8
Yorum
51
Beğeni
5,0
Puan
287
Okunma

Ben uzağı; gözün görmediği, kulağın duymadığı, adımların varmadığı yer olarak bilirdim…!
Meğerse uzak; yüreğin görmediği, duymadığı ve varmadığı yermiş...!
Mehmet Deveci
Gece akıyor gözlerimden,uykularından vurulmuş.
Terleyen karanlık,
Yüreğimin dağınıklığı,
Kalbimdeki göçük, s/indikçe yüreğime saatler
Devriliyor üzerime.
Ve ben,
Kendimi bekliyorum.
Bu gece farklı bir telaş var yüreğimde,
İçim göç ediyor.
Herkesin bir hikâyesi var, taşıyamadığı.
Öyle bir kalabalık var ki yüreğimde, yokluğundan doğan.

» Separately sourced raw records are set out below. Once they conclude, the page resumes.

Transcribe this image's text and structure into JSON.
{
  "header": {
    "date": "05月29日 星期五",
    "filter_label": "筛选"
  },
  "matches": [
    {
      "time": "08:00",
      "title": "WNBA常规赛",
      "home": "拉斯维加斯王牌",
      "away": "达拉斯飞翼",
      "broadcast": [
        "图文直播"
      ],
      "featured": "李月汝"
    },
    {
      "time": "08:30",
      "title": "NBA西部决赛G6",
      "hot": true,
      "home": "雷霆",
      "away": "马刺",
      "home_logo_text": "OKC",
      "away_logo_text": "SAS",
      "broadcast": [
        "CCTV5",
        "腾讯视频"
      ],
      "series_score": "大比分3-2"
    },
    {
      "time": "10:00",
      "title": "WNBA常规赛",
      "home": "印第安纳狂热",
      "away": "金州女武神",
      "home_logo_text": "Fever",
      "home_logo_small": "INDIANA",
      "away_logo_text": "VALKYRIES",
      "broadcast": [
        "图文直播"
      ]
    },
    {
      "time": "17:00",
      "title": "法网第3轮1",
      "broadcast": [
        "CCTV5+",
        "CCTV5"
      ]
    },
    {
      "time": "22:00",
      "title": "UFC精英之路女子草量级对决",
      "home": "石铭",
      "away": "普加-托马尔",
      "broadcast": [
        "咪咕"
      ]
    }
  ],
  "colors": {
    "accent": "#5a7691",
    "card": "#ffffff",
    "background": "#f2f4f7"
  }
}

Aynı zamanda hem yanar hem donar mı insan...
Savaş alanına ve yıkılmış krallığıma,
Dönüp bakıyorum yanımda kayıtsızca uyuyan sulûete...
Yüreğimin yüreğinden vaz geçme ihtimali var.
Oysa bu hikâyeye böyle başlamadım ben.
Bir zamanlar dünyayı karşıma aldığım
Bu adam mıydı...
Koynunda sabahladığım, saatlerce telefonda konuştuğum,
Sesini bir saat duymasam telaşlandığım, "Gel " dese gözlerim kapalı koştuğum...
Saçları, gözleri artık vazgeçilmezim değil.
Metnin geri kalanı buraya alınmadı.